Un amplificateur de sensations.

« En réalité », souvent utilisée par les plus jeunes pour attirer l’attention des adultes, est une expression qui n’a de cesse d’augmenter en popularité, se positionnant juste derrière « du coup ». Les enfants de trois ans ont déjà compris que commencer une phrase par « en réalité » est un moyen efficace pour susciter l’attention. Théoriquement, cette locution devrait introduire une clarification ou une information nouvelle. Cependant, le résultat final est souvent décevant : « En réalité, je ne veux pas me lever ce matin. » Quand elle est utilisée à la fin d’un propos, elle apporte rarement de l’impact.

Certaines expressions idiomatiques, telles que « ça envoie du pâté », ont gagné en popularité car elles sont agréables à utiliser, tandis que d’autres reflètent la personnalité individuelle et même les conflits internes. Commencer votre phrase par « il est vrai que » ou la terminer par « tu vois ce que je veux dire ? », par exemple, peut indiquer une absence de conviction dans vos déclarations.

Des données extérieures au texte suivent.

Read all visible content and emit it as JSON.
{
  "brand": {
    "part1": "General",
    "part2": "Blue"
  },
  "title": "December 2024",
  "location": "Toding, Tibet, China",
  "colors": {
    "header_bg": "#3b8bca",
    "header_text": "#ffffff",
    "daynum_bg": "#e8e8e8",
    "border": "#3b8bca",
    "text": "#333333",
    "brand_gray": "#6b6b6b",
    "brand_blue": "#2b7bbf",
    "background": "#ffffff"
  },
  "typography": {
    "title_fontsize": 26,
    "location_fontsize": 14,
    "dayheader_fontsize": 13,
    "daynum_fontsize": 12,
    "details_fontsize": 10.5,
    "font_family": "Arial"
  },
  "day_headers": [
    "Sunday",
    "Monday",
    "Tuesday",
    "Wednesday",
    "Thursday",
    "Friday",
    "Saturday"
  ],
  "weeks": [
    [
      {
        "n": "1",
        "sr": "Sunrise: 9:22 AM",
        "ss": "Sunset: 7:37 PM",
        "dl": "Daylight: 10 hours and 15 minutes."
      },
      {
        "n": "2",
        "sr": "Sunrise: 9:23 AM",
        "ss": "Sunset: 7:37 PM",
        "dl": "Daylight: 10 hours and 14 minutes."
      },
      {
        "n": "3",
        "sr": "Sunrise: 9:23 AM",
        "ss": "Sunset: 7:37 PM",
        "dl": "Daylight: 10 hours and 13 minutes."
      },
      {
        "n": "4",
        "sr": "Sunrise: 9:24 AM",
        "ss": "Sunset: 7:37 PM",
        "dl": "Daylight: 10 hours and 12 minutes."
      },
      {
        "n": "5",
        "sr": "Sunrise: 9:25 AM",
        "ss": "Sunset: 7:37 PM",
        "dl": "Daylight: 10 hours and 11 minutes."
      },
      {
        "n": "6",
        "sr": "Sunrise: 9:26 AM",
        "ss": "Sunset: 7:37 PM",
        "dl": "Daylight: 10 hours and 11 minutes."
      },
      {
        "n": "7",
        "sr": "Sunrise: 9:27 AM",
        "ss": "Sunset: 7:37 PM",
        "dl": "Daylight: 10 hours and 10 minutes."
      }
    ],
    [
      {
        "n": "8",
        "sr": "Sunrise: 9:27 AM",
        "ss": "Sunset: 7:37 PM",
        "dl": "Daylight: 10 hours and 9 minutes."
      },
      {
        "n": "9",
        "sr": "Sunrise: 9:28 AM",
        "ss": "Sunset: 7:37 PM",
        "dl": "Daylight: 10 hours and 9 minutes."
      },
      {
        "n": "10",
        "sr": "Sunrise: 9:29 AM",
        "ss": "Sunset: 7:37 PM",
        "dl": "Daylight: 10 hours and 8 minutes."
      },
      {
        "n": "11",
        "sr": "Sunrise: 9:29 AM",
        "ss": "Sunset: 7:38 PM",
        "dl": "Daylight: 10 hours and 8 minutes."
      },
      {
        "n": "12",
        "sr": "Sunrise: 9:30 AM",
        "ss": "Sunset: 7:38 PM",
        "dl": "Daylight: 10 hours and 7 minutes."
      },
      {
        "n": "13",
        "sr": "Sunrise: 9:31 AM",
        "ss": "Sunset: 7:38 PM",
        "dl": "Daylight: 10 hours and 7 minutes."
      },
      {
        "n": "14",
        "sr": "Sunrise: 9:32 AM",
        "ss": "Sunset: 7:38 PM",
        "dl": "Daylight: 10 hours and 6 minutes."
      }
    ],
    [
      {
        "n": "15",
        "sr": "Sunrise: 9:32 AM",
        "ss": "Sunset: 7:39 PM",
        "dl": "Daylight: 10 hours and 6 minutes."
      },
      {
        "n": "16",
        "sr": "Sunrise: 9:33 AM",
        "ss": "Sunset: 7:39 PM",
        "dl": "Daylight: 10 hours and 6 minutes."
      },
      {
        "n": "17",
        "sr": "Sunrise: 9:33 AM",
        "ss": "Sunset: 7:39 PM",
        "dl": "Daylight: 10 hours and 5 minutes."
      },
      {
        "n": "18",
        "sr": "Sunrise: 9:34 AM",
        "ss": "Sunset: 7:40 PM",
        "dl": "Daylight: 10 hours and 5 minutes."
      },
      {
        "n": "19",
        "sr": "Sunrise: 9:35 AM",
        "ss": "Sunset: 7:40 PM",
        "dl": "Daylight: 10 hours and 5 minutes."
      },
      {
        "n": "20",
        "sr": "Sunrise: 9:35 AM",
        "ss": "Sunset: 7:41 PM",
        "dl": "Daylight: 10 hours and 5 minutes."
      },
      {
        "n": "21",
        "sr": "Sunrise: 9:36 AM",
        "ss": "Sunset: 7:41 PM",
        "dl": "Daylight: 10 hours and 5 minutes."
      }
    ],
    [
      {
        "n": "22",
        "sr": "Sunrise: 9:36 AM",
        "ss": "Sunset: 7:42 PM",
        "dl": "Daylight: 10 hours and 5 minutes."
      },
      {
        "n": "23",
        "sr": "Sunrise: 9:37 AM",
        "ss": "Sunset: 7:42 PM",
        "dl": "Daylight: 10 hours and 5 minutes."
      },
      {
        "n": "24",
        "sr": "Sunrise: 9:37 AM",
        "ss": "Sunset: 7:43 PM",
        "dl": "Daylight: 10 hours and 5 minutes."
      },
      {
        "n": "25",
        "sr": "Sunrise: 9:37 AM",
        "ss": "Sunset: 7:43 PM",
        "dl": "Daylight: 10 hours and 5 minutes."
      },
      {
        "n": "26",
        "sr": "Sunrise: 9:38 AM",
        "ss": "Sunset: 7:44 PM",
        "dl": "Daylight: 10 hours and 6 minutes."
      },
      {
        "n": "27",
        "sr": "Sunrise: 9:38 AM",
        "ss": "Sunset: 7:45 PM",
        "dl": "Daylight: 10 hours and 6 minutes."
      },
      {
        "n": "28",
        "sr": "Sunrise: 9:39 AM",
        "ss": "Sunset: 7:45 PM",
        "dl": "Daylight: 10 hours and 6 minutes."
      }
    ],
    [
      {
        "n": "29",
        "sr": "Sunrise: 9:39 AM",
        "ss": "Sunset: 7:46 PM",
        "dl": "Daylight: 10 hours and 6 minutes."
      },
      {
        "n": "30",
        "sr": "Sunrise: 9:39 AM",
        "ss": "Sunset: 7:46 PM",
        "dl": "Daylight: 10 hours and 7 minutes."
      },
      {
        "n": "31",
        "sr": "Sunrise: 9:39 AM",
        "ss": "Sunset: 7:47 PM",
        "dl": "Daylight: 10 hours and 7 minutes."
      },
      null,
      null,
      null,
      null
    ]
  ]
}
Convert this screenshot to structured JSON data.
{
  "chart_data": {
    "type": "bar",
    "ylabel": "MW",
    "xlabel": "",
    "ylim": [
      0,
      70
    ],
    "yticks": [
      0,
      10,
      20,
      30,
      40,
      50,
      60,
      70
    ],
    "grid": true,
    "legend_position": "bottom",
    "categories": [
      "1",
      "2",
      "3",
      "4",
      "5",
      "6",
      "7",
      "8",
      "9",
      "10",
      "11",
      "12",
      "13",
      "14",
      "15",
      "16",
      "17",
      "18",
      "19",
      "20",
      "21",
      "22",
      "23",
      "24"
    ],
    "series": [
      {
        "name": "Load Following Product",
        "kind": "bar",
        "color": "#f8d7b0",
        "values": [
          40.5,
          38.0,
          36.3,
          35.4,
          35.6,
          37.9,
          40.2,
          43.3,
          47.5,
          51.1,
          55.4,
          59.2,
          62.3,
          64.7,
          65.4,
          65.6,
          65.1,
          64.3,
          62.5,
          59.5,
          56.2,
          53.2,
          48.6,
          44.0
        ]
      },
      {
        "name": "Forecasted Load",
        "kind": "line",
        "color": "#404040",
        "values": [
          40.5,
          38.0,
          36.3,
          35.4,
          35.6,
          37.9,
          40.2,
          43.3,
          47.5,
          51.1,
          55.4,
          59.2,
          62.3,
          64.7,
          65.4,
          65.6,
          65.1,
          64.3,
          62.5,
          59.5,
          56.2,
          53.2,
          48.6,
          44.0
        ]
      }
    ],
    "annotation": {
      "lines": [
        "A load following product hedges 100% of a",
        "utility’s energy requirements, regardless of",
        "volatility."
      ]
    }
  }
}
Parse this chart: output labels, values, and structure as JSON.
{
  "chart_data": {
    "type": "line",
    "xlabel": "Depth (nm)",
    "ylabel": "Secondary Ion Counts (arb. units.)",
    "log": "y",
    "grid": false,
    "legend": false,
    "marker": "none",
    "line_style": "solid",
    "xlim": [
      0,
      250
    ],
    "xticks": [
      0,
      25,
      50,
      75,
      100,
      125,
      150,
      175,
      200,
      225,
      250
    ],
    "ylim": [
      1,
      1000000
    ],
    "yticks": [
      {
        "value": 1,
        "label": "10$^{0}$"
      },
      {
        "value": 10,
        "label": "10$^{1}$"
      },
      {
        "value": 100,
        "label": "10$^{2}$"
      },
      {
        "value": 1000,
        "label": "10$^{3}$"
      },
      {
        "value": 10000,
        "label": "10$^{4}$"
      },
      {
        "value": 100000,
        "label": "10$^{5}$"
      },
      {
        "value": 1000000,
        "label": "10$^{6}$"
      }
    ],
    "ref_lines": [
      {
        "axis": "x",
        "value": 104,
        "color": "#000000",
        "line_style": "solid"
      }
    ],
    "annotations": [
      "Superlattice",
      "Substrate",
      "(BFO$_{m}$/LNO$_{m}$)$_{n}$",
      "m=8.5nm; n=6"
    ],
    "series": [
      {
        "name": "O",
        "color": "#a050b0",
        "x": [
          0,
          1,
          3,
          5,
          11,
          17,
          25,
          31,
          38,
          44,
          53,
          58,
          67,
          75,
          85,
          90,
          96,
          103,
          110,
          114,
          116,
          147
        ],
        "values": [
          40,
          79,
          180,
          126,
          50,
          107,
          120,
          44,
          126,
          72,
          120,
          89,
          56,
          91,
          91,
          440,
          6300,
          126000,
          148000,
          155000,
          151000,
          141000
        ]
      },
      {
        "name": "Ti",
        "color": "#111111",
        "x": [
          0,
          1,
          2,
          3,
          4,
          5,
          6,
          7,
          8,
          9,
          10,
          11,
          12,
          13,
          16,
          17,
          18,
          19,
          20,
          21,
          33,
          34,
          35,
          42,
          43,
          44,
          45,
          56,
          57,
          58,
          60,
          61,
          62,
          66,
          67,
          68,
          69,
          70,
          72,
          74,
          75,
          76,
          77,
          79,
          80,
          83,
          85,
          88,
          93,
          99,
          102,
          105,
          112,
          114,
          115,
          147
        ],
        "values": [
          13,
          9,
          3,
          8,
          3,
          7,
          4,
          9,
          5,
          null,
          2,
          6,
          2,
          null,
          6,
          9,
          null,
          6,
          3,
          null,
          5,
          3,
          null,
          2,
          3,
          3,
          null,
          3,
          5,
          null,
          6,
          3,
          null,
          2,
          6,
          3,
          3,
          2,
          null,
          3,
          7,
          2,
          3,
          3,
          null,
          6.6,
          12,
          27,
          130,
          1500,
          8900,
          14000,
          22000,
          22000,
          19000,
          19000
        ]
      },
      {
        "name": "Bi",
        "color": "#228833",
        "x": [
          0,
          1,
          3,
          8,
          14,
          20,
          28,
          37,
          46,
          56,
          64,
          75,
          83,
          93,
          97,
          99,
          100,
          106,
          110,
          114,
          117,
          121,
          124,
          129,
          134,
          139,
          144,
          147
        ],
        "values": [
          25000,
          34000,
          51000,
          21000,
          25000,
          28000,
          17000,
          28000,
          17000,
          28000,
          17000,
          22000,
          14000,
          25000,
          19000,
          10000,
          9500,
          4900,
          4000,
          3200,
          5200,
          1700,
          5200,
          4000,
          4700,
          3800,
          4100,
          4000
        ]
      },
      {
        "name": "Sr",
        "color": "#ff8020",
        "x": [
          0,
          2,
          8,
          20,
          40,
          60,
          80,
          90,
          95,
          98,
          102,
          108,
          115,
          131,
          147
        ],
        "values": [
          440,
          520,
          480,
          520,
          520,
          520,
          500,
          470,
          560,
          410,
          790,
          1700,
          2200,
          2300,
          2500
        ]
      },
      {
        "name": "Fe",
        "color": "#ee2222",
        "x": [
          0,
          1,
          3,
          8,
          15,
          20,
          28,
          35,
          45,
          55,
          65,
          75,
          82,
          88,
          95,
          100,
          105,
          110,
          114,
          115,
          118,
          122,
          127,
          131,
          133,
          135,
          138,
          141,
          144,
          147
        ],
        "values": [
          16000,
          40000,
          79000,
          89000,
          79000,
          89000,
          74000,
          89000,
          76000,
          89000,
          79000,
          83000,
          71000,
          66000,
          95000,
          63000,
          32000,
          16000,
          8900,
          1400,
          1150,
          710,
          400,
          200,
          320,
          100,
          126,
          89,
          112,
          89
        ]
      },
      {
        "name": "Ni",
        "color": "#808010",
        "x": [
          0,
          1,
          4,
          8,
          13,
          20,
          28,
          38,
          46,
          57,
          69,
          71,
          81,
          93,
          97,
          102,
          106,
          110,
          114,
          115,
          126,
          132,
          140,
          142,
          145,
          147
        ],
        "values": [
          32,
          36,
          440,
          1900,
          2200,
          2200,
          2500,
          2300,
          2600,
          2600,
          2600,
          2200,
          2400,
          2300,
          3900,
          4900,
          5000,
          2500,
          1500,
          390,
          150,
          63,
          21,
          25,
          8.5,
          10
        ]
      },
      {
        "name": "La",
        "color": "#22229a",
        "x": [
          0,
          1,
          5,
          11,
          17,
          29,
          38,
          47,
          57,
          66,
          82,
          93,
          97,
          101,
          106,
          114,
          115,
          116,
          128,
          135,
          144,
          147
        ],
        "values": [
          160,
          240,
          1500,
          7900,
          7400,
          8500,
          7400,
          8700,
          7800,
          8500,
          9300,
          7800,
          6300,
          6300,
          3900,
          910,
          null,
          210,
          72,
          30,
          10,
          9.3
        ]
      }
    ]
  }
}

Le langage verbal peut également servir à amplifier les sentiments, semblable à un surligneur vocal. Des électeurs « extrêmement choqués » par les résultats du RN, certains surpris par « le monde fou » qui se précipitait aux urnes, et des gourmets friands de l’ironie qui sont séduits par un plat qualifié de « tuerie » sur le vif, ont été entendus à maintes reprises.